A disgruntled shareholder of El Corte Inglés has slammed the group’s plans to sell a stake in the business to a Qatari investor.
Shareholder Ceslar, a family investment vehicle that owns just under 10% of El Corte Inglés, has criticised the sale of a 10% stake in the business – valued at €1bn – to Primefin, a company run by former Qatari Prime Minister Sheikh Hamad bin Jassim bin Jaber al-Thani.
Ceslar has accused the company, which also runs supermarkets, travel agents and opticians, of being “opaque” and says the deal damages the group, according to the Financial Times.
Carlota Areces, who represents Ceslar on the board, told the Financial Times: “[The stake sale] damages the group, it undervalues the group, both when you look at the current situation and when you look at the medium term.”

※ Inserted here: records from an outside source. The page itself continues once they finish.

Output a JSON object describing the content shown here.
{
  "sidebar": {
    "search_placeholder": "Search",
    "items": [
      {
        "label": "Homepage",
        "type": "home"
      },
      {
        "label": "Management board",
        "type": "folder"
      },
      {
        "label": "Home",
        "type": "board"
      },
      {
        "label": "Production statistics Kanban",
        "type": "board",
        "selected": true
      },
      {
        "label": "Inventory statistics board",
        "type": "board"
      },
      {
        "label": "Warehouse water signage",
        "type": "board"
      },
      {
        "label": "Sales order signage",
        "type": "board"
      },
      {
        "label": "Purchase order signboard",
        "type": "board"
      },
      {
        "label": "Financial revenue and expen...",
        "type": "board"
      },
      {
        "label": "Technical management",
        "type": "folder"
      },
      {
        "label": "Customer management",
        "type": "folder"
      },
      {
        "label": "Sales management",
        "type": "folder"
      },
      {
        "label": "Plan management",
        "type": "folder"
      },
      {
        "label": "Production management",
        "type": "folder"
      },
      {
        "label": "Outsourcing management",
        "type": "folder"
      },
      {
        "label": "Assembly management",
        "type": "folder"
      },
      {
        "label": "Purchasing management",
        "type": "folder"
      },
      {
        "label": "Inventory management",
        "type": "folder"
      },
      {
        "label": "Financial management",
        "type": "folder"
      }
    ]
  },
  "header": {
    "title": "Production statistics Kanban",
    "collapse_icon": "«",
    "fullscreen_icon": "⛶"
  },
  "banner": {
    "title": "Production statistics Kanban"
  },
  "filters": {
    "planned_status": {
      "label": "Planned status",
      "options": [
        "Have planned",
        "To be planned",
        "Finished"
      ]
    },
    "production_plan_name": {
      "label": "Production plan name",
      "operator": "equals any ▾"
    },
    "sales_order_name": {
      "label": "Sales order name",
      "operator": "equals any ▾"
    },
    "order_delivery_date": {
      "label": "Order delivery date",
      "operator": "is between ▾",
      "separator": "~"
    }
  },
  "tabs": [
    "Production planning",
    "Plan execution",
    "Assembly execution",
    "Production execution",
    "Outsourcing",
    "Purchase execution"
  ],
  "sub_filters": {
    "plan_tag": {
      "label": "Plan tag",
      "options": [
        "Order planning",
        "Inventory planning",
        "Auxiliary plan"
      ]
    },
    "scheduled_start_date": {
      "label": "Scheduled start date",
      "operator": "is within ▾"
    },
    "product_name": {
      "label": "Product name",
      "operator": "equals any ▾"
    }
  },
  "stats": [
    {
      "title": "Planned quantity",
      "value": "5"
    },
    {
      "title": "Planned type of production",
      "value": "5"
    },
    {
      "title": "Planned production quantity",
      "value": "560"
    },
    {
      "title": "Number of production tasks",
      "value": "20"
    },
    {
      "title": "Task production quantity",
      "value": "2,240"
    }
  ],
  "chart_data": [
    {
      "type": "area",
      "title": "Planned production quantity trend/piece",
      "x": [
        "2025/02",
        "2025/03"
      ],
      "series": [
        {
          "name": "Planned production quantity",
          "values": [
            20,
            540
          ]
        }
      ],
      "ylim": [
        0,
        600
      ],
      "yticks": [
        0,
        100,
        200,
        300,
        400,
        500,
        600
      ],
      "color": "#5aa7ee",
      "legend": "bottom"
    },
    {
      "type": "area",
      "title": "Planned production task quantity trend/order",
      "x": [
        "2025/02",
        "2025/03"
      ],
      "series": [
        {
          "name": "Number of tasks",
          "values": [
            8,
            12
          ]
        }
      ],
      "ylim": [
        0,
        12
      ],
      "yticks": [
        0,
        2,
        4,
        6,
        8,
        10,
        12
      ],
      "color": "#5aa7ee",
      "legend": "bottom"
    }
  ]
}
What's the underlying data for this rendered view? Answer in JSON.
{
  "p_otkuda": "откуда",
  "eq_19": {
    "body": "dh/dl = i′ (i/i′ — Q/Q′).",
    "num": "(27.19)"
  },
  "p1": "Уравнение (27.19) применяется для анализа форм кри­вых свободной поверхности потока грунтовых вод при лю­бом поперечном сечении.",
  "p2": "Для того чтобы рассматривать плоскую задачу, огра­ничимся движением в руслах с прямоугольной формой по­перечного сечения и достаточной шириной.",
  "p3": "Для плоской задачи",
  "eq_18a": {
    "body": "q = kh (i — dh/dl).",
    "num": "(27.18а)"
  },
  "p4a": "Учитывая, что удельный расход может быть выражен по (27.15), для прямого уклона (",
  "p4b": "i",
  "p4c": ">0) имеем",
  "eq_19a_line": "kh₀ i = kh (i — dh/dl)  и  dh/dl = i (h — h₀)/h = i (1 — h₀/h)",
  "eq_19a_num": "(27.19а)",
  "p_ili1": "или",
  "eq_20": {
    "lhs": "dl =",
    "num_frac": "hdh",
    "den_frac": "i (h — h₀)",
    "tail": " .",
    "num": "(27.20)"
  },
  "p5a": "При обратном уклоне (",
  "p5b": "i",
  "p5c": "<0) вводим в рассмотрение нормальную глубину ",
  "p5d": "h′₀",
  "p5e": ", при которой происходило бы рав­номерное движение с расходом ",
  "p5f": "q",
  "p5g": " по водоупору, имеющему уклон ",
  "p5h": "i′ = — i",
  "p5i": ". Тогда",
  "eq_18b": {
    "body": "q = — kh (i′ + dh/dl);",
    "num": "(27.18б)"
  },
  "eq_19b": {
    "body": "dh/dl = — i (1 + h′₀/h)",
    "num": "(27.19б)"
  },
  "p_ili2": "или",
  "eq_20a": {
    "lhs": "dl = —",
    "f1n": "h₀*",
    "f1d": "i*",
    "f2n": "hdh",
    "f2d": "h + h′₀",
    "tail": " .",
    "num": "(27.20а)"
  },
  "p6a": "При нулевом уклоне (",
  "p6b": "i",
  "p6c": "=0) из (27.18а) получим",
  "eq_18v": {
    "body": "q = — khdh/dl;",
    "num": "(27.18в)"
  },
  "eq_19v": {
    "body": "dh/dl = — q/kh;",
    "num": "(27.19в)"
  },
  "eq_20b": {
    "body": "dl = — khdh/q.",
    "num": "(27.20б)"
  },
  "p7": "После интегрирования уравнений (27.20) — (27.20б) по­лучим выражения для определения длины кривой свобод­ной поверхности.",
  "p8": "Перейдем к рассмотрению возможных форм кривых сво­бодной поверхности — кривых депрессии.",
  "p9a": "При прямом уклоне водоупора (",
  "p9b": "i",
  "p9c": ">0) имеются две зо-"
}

Areces also called for a broader shake-up. “This has always been a very opaque company,” she said. “We have to say adiós to the old way of doing things. We need rejuvenation. We need a change on the board.”
Seven board members have approved the deal but two members representing Ceslar have voted against it, according to reports.
The board is set to meet on August 30 to vote on a proposed change of bylaws to allow Primefin to receive its shares from El Corte Inglés’s treasury stocks.
El Corte Inglés did not respond to a request for comment.